Team USA might fall short of USOC's 'minimum' medal expectation at 2018 Olympics

The United States has, to some degree, recovered from an overwhelmingly poor start to the Olympics. Between Wednesday and Thursday of the 2018 PyeongChang Games’ final week, Americans scored nine medals, including historic cross-country skiing and women’s hockey golds.

But as a team, they’re still well short of expectations – their own expectations.

In fact, their combined medal total might wind up being lower than their own Olympic committee could have fathomed. The Associated Press got hold of a spreadsheet presented to the United States Olympic Committee board last year. The slide set the “target” for total medals at 37, the “stretch” goal at a whopping 59, and the “minimum” at 25.

This chart obtained by The Associated Press shows the U.S. Olympic Committee’s medal projections for the 2018 Winter Games in a slide presented last year to the USOC board. The USOC targeted 37 medals for Team USA in PyeongChang, South Korea. (AP Photo)
This chart obtained by The Associated Press shows the U.S. Olympic Committee’s medal projections for the 2018 Winter Games in a slide presented last year to the USOC board. The USOC targeted 37 medals for Team USA in PyeongChang, South Korea. (AP Photo)

It’s unclear what exactly that “minimum” is – minimum number of medals acceptable? Minimum imaginable? Either way, the U.S. sits four shy of that “minimum” with two days left.

With 90 events complete, Team USA has 21 total medals. It therefore needs four from 12 remaining events simply to reach its floor. And there’s a very realistic possibility it does not get four.

It well get at least one, from its men’s curling team, which competes for gold Saturday in Korea. But it is already out of contention in women’s curling and men’s hockey, and from the other nine events, three medals would be an optimistic prediction. Here’s what’s left:

  • Alpine skiing: Team event

  • Cross-country skiing: Men’s 50K mass start

  • Cross-country skiing: Women’s 30K mass start

  • Bobsled: Four-man

  • Curling: Men

  • Curling: Women

  • Hockey: Men

  • Snowboarding: Men’s big air

  • Snowboarding: Women’s parallel giant slalom

  • Snowboarding: Men’s parallel giant slalom

  • Speed skating: Women’s mass start

  • Speed skating: Men’s mass start

The strongest medal possibilities, aside from men’s curling, appear to be in men’s big air snowboarding and the men’s speed skating mass start. But there isn’t much else. The U.S.’ top alpine skiers won’t compete in the team event, deflating medal hopes there.

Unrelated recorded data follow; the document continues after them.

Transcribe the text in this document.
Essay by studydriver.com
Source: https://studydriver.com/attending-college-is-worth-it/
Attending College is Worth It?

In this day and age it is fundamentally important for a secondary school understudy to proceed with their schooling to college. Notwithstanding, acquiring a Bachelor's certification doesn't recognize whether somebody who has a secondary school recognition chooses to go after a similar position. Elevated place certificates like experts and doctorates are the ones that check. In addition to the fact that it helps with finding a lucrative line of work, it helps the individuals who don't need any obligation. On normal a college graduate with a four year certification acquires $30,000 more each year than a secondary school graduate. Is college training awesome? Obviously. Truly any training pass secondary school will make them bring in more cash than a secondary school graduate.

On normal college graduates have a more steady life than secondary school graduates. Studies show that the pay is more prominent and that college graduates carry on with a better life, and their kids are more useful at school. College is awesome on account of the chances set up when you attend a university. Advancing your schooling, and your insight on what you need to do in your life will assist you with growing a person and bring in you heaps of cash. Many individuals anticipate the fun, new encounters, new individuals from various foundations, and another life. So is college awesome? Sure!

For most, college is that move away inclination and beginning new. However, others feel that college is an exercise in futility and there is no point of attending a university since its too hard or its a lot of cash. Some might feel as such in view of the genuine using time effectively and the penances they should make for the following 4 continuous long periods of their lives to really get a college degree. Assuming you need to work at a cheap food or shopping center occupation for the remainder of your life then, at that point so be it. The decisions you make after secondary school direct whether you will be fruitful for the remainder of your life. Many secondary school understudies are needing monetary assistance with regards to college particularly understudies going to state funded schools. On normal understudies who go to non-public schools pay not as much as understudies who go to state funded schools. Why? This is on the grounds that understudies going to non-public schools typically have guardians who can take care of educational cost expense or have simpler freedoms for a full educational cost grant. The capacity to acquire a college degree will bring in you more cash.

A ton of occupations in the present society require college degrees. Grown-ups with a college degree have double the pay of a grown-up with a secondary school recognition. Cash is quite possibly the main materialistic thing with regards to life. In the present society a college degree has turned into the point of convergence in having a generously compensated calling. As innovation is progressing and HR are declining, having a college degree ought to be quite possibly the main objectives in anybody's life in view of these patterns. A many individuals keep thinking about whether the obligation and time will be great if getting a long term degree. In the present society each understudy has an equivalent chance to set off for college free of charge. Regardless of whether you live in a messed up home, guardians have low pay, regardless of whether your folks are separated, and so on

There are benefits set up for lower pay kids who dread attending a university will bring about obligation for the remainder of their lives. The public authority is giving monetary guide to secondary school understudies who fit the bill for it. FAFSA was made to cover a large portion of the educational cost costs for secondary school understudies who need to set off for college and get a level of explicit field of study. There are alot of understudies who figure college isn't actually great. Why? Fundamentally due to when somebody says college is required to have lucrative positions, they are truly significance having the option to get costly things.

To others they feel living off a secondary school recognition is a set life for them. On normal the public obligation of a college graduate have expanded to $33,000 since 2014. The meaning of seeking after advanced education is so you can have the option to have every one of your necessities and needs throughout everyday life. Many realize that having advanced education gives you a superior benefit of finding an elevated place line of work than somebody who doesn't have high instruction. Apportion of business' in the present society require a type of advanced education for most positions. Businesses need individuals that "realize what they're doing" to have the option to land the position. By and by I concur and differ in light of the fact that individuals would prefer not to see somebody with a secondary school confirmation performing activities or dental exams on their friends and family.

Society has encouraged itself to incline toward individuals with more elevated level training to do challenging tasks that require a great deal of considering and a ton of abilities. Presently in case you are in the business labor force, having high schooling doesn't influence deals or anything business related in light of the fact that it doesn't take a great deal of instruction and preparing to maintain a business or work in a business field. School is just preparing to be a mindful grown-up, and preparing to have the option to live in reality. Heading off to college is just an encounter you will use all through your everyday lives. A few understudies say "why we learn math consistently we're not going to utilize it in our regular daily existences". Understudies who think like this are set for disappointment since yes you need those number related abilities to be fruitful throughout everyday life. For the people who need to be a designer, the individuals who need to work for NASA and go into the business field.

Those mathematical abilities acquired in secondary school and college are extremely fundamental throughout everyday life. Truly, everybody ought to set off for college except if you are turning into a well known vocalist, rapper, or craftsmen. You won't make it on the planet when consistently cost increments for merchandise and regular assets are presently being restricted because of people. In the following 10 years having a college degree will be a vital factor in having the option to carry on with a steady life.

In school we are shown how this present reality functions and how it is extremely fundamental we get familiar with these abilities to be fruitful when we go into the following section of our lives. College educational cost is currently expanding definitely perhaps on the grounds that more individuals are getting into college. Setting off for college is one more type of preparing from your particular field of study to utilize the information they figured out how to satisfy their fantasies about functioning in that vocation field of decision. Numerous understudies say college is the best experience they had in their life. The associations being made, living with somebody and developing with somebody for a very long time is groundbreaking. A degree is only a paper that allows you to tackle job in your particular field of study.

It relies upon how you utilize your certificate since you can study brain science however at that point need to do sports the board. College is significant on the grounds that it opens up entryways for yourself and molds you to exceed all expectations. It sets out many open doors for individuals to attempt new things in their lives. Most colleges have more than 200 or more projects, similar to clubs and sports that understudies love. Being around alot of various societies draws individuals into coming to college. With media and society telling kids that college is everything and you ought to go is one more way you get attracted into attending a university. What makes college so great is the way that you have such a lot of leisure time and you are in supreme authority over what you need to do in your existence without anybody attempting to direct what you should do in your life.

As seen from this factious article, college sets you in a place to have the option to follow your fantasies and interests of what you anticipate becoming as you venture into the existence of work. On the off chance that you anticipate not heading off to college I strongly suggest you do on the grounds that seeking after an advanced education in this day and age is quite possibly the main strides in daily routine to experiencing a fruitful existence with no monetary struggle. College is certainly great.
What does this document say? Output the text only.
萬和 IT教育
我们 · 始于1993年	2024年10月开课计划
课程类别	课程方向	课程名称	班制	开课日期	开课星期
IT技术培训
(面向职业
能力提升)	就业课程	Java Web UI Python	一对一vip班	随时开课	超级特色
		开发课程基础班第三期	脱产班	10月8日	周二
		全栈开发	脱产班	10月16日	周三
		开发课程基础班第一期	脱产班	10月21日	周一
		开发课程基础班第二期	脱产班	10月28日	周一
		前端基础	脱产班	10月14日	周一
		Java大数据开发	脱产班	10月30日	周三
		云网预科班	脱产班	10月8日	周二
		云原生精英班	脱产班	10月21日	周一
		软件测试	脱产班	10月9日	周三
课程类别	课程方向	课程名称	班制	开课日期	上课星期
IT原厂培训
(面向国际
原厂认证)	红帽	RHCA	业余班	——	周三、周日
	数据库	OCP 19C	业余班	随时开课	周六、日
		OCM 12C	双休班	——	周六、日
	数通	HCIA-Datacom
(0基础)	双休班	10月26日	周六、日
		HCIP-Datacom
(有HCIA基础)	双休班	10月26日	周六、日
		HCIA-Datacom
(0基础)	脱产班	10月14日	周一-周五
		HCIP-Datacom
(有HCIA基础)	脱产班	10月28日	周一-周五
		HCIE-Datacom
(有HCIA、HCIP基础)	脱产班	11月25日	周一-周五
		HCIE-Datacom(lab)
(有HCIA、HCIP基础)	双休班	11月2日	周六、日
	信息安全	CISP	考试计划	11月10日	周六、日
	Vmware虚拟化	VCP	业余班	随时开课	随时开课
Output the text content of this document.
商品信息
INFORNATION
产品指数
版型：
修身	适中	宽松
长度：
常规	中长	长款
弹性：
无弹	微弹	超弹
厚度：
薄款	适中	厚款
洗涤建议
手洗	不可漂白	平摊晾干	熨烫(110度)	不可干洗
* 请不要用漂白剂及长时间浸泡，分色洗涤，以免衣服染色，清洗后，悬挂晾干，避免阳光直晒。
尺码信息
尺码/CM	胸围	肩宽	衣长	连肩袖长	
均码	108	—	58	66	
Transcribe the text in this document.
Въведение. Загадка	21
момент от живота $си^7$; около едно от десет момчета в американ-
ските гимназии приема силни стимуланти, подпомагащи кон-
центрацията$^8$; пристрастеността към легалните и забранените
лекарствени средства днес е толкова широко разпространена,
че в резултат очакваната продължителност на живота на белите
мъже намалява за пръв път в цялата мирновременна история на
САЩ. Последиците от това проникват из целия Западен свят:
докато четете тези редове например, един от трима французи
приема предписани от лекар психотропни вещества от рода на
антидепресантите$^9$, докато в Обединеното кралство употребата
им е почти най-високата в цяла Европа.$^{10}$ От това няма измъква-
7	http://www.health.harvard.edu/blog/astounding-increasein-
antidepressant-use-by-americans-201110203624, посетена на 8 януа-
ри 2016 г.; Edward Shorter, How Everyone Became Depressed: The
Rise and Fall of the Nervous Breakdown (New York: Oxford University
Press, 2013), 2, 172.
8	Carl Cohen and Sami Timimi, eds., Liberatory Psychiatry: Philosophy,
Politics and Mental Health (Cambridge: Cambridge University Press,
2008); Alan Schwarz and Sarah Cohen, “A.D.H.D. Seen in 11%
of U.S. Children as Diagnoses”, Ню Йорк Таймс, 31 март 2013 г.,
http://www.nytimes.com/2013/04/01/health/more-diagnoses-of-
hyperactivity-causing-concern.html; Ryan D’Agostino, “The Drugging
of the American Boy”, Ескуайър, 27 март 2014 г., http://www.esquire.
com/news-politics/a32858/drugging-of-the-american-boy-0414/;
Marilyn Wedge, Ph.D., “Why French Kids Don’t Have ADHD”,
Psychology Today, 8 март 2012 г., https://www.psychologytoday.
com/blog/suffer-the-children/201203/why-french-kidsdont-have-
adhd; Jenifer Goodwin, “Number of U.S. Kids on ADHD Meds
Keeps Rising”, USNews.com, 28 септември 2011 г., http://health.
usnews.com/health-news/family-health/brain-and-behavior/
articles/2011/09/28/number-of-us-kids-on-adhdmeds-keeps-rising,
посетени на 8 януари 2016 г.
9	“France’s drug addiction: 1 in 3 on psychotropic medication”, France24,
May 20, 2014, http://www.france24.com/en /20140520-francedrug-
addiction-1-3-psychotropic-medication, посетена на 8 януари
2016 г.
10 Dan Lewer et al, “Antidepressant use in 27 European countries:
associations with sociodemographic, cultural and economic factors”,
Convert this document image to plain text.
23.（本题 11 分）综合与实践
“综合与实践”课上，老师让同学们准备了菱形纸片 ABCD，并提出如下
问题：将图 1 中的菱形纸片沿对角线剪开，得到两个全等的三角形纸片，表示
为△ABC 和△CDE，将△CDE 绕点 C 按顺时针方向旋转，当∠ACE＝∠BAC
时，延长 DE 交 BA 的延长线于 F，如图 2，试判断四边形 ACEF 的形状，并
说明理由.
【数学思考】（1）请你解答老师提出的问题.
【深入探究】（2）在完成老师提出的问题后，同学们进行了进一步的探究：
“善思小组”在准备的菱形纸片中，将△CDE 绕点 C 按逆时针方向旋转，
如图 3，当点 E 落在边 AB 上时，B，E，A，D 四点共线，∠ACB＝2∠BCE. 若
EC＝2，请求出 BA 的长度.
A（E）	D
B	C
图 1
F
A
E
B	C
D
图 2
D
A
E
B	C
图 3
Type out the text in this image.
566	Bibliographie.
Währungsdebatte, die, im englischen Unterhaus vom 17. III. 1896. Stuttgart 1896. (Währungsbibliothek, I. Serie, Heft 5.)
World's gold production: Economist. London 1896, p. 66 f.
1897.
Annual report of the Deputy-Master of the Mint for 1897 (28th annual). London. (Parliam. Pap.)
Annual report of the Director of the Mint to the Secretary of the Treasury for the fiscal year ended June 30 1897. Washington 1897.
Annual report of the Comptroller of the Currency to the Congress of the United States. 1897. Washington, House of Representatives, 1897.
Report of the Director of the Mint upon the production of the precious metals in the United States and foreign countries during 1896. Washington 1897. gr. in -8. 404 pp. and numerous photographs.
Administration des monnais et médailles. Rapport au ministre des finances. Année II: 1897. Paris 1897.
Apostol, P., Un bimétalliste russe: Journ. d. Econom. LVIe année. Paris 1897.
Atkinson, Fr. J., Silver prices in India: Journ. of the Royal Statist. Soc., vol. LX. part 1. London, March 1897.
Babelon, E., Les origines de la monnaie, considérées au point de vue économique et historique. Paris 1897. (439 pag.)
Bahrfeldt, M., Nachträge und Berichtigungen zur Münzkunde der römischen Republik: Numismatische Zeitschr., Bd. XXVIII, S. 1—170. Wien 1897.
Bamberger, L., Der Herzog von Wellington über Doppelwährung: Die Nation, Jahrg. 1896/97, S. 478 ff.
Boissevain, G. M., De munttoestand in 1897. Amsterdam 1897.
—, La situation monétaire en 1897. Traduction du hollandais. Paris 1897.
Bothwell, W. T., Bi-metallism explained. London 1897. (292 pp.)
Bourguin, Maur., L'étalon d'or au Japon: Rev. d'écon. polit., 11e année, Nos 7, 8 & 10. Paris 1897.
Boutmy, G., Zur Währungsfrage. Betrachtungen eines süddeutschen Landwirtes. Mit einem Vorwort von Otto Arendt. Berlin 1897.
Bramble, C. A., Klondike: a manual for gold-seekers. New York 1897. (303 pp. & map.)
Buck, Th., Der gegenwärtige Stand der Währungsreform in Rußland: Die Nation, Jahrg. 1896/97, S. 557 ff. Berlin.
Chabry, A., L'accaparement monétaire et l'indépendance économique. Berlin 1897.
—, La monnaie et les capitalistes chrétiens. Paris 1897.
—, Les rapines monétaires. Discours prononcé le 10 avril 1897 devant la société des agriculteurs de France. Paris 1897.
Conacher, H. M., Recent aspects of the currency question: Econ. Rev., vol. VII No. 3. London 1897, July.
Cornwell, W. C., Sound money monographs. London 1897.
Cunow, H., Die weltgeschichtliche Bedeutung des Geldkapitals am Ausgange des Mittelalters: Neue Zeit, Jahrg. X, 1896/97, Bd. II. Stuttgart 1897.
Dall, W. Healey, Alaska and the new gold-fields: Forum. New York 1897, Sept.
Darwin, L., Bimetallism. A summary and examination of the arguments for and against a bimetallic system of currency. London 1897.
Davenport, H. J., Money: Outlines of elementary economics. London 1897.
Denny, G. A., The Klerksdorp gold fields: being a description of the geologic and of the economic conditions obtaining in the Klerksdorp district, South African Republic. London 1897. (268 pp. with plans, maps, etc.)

The U.S. has improved its percentage of overall medals over the past week, from 5.8 last Friday to 7.8 this Friday. But it is still on pace for its worst haul since 1998.

TEAM USA WINTER OLYMPIC MEDALS BY YEAR

Year

U.S. medals

Olympic events

U.S. % of available medals

2018*

21* (?)

90* (102)

7.8* (?)

2014

28

98

9.5

2010

37

86

14.3

2006

25

84

9.9

2002

34

78

14.5

1998

13

68

6.4

*90 of 102 events complete

So where, specifically, has the U.S. fallen short? Basically all over the board. It targeted a minimum of two bobsled medals, and will likely only get one. It targeted two luge medals, and got one. It targeted one biathlon medal, and will get zero. It targeted four speed skating medals, and will likely get two or three. It targeted four alpine skiing medals – from Mikaela Shiffrin and Lindsey Vonn – and got three.

The many freestyle skiing and snowboarding events are typically American strengths at the Winter Olympics, and they have been again in PyeongChang. But with three such events left, the USOC’s target of 18 medals between the two categories seems wildly overzealous. The U.S. currently only has 10 – two shy of its minimum target.

In fact, most of the targets seem overly optimistic, and that’s not just hindsight bias. The spreadsheet shows that Team USA underperformed the USOC’s 2014 expectations by 14 total medals – 28, versus a projection of 42. Yet the USOC didn’t aim much lower four years later.

Why? Perhaps because the projections, per the AP, are used to allocate funds to different sports. Presumably, the higher the targets, the more funding the board would be inclined to approve. In the AP story, Alan Ashley, the USOC’s chief of sport performance, acknowledged the underperformance and said he’s prepared for questions from the board about the shortcomings.